Unfortunately the only witness to the slaughter the party ends up discovering happens to be a half-feral wraith they stumble across eating bodies in the forts cellar a day or two after the deaths are discovered. He speaks with a strange, archaic accent, can’t remember his name and seems quite disoriented, even for a dead man.
The Answer: Ultia Vant was one of those people upon who’s shoulders the entire world rests, as essential in her work as she was unthanked. Without her to drag goods up the mountain the garrison would either start harassing the common people for “donations” or clear off all together, leaving the port and its vital mountain passes undefended. Her father was just as vital, until a bad stretch of weather meant the soldiers had to go hungry for a few days and they decided to beat him so badly that he couldn’t make the journey up the mountain anymore. They made Ultia watch, and swore they’d finish the job if she was ever late again.

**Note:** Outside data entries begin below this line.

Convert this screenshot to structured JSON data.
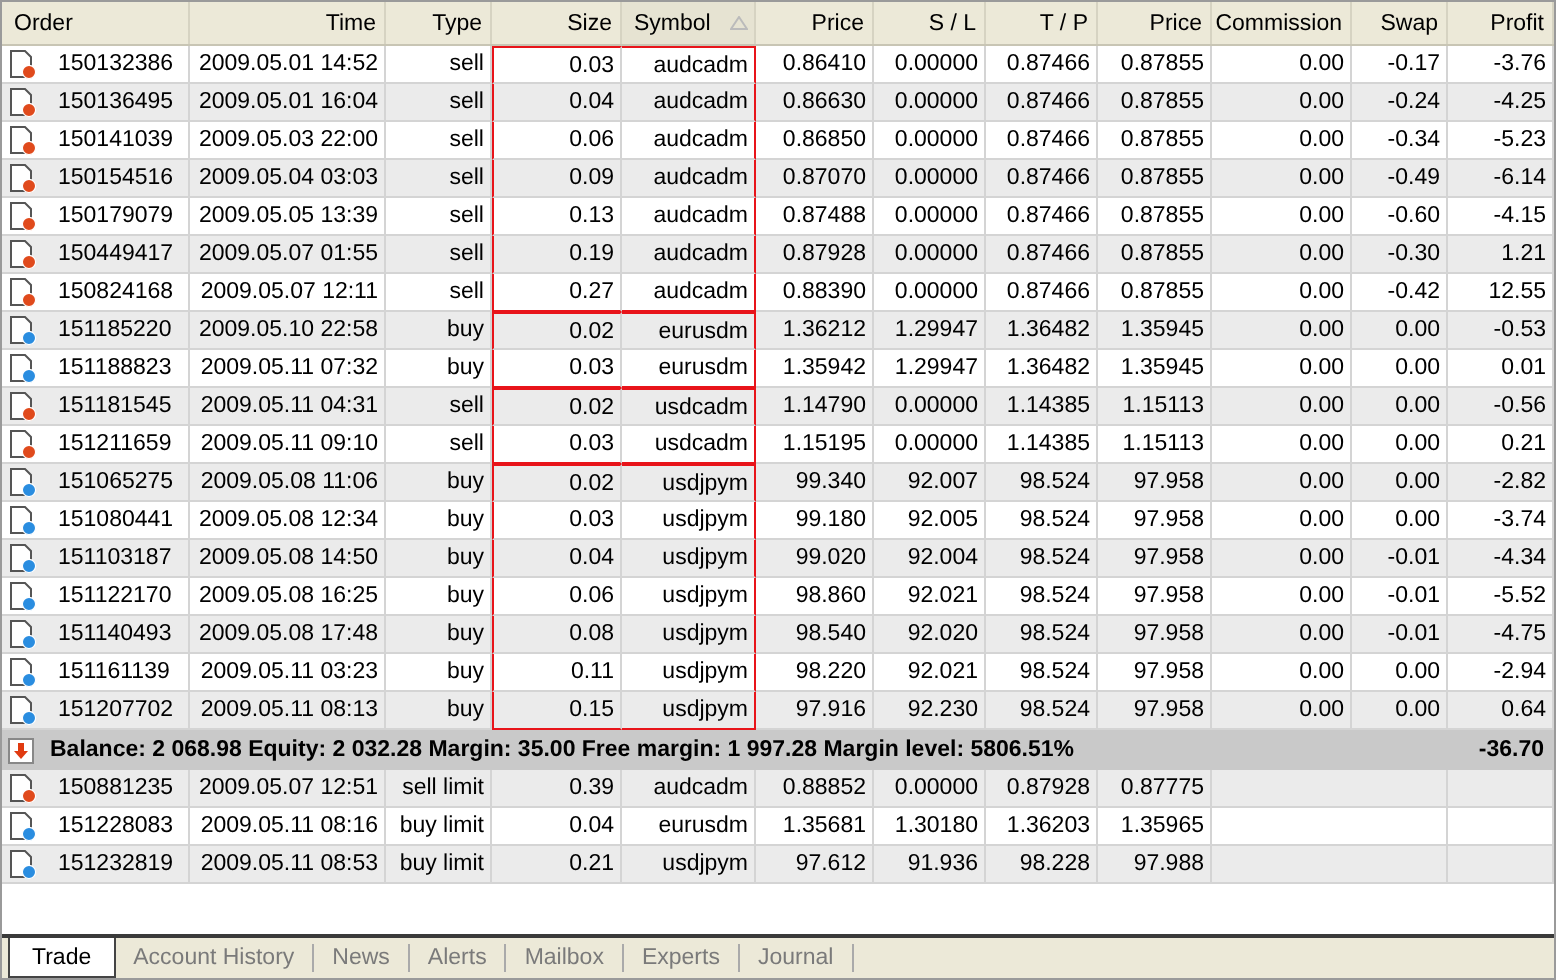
{
  "columns": [
    {
      "label": "Order",
      "sorted": false
    },
    {
      "label": "Time",
      "sorted": false
    },
    {
      "label": "Type",
      "sorted": false
    },
    {
      "label": "Size",
      "sorted": false
    },
    {
      "label": "Symbol",
      "sorted": true
    },
    {
      "label": "Price",
      "sorted": false
    },
    {
      "label": "S / L",
      "sorted": false
    },
    {
      "label": "T / P",
      "sorted": false
    },
    {
      "label": "Price",
      "sorted": false
    },
    {
      "label": "Commission",
      "sorted": false
    },
    {
      "label": "Swap",
      "sorted": false
    },
    {
      "label": "Profit",
      "sorted": false
    }
  ],
  "open_groups": [
    {
      "highlighted": true,
      "rows": [
        {
          "kind": "sell",
          "cells": [
            "150132386",
            "2009.05.01 14:52",
            "sell",
            "0.03",
            "audcadm",
            "0.86410",
            "0.00000",
            "0.87466",
            "0.87855",
            "0.00",
            "-0.17",
            "-3.76"
          ]
        },
        {
          "kind": "sell",
          "cells": [
            "150136495",
            "2009.05.01 16:04",
            "sell",
            "0.04",
            "audcadm",
            "0.86630",
            "0.00000",
            "0.87466",
            "0.87855",
            "0.00",
            "-0.24",
            "-4.25"
          ]
        },
        {
          "kind": "sell",
          "cells": [
            "150141039",
            "2009.05.03 22:00",
            "sell",
            "0.06",
            "audcadm",
            "0.86850",
            "0.00000",
            "0.87466",
            "0.87855",
            "0.00",
            "-0.34",
            "-5.23"
          ]
        },
        {
          "kind": "sell",
          "cells": [
            "150154516",
            "2009.05.04 03:03",
            "sell",
            "0.09",
            "audcadm",
            "0.87070",
            "0.00000",
            "0.87466",
            "0.87855",
            "0.00",
            "-0.49",
            "-6.14"
          ]
        },
        {
          "kind": "sell",
          "cells": [
            "150179079",
            "2009.05.05 13:39",
            "sell",
            "0.13",
            "audcadm",
            "0.87488",
            "0.00000",
            "0.87466",
            "0.87855",
            "0.00",
            "-0.60",
            "-4.15"
          ]
        },
        {
          "kind": "sell",
          "cells": [
            "150449417",
            "2009.05.07 01:55",
            "sell",
            "0.19",
            "audcadm",
            "0.87928",
            "0.00000",
            "0.87466",
            "0.87855",
            "0.00",
            "-0.30",
            "1.21"
          ]
        },
        {
          "kind": "sell",
          "cells": [
            "150824168",
            "2009.05.07 12:11",
            "sell",
            "0.27",
            "audcadm",
            "0.88390",
            "0.00000",
            "0.87466",
            "0.87855",
            "0.00",
            "-0.42",
            "12.55"
          ]
        }
      ]
    },
    {
      "highlighted": true,
      "rows": [
        {
          "kind": "buy",
          "cells": [
            "151185220",
            "2009.05.10 22:58",
            "buy",
            "0.02",
            "eurusdm",
            "1.36212",
            "1.29947",
            "1.36482",
            "1.35945",
            "0.00",
            "0.00",
            "-0.53"
          ]
        },
        {
          "kind": "buy",
          "cells": [
            "151188823",
            "2009.05.11 07:32",
            "buy",
            "0.03",
            "eurusdm",
            "1.35942",
            "1.29947",
            "1.36482",
            "1.35945",
            "0.00",
            "0.00",
            "0.01"
          ]
        }
      ]
    },
    {
      "highlighted": true,
      "rows": [
        {
          "kind": "sell",
          "cells": [
            "151181545",
            "2009.05.11 04:31",
            "sell",
            "0.02",
            "usdcadm",
            "1.14790",
            "0.00000",
            "1.14385",
            "1.15113",
            "0.00",
            "0.00",
            "-0.56"
          ]
        },
        {
          "kind": "sell",
          "cells": [
            "151211659",
            "2009.05.11 09:10",
            "sell",
            "0.03",
            "usdcadm",
            "1.15195",
            "0.00000",
            "1.14385",
            "1.15113",
            "0.00",
            "0.00",
            "0.21"
          ]
        }
      ]
    },
    {
      "highlighted": true,
      "rows": [
        {
          "kind": "buy",
          "cells": [
            "151065275",
            "2009.05.08 11:06",
            "buy",
            "0.02",
            "usdjpym",
            "99.340",
            "92.007",
            "98.524",
            "97.958",
            "0.00",
            "0.00",
            "-2.82"
          ]
        },
        {
          "kind": "buy",
          "cells": [
            "151080441",
            "2009.05.08 12:34",
            "buy",
            "0.03",
            "usdjpym",
            "99.180",
            "92.005",
            "98.524",
            "97.958",
            "0.00",
            "0.00",
            "-3.74"
          ]
        },
        {
          "kind": "buy",
          "cells": [
            "151103187",
            "2009.05.08 14:50",
            "buy",
            "0.04",
            "usdjpym",
            "99.020",
            "92.004",
            "98.524",
            "97.958",
            "0.00",
            "-0.01",
            "-4.34"
          ]
        },
        {
          "kind": "buy",
          "cells": [
            "151122170",
            "2009.05.08 16:25",
            "buy",
            "0.06",
            "usdjpym",
            "98.860",
            "92.021",
            "98.524",
            "97.958",
            "0.00",
            "-0.01",
            "-5.52"
          ]
        },
        {
          "kind": "buy",
          "cells": [
            "151140493",
            "2009.05.08 17:48",
            "buy",
            "0.08",
            "usdjpym",
            "98.540",
            "92.020",
            "98.524",
            "97.958",
            "0.00",
            "-0.01",
            "-4.75"
          ]
        },
        {
          "kind": "buy",
          "cells": [
            "151161139",
            "2009.05.11 03:23",
            "buy",
            "0.11",
            "usdjpym",
            "98.220",
            "92.021",
            "98.524",
            "97.958",
            "0.00",
            "0.00",
            "-2.94"
          ]
        },
        {
          "kind": "buy",
          "cells": [
            "151207702",
            "2009.05.11 08:13",
            "buy",
            "0.15",
            "usdjpym",
            "97.916",
            "92.230",
            "98.524",
            "97.958",
            "0.00",
            "0.00",
            "0.64"
          ]
        }
      ]
    }
  ],
  "summary": {
    "text": "Balance: 2 068.98  Equity: 2 032.28  Margin: 35.00  Free margin: 1 997.28  Margin level: 5806.51%",
    "profit": "-36.70"
  },
  "pending_rows": [
    {
      "kind": "sell",
      "cells": [
        "150881235",
        "2009.05.07 12:51",
        "sell limit",
        "0.39",
        "audcadm",
        "0.88852",
        "0.00000",
        "0.87928",
        "0.87775"
      ]
    },
    {
      "kind": "buy",
      "cells": [
        "151228083",
        "2009.05.11 08:16",
        "buy limit",
        "0.04",
        "eurusdm",
        "1.35681",
        "1.30180",
        "1.36203",
        "1.35965"
      ]
    },
    {
      "kind": "buy",
      "cells": [
        "151232819",
        "2009.05.11 08:53",
        "buy limit",
        "0.21",
        "usdjpym",
        "97.612",
        "91.936",
        "98.228",
        "97.988"
      ]
    }
  ],
  "tabs": [
    {
      "label": "Trade",
      "selected": true
    },
    {
      "label": "Account History",
      "selected": false
    },
    {
      "label": "News",
      "selected": false
    },
    {
      "label": "Alerts",
      "selected": false
    },
    {
      "label": "Mailbox",
      "selected": false
    },
    {
      "label": "Experts",
      "selected": false
    },
    {
      "label": "Journal",
      "selected": false
    }
  ]
}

For a year and a half, week in, week out, Ultia made the journey, enduring the garrison’s taunts and using every spare copper to pay for her father’s medicine. Then, oneday, her mule died, and she was left with a cart full of goods too heavy to pull herself. With no other option she loaded what goods she could on her back and started the climb herself.
The bone deep anger she felt called out to something, a spirit of violence and ruin in the shape of a horse that was quite coincidentally tired of its current husk of a rider. Tossing their mutual burdens to the roadside, the two rode up to the fort and slaughtered every living thing they could find, at which point they took off to complete whatever sinister errand the ruin-spirit asked in return for its gift of strength.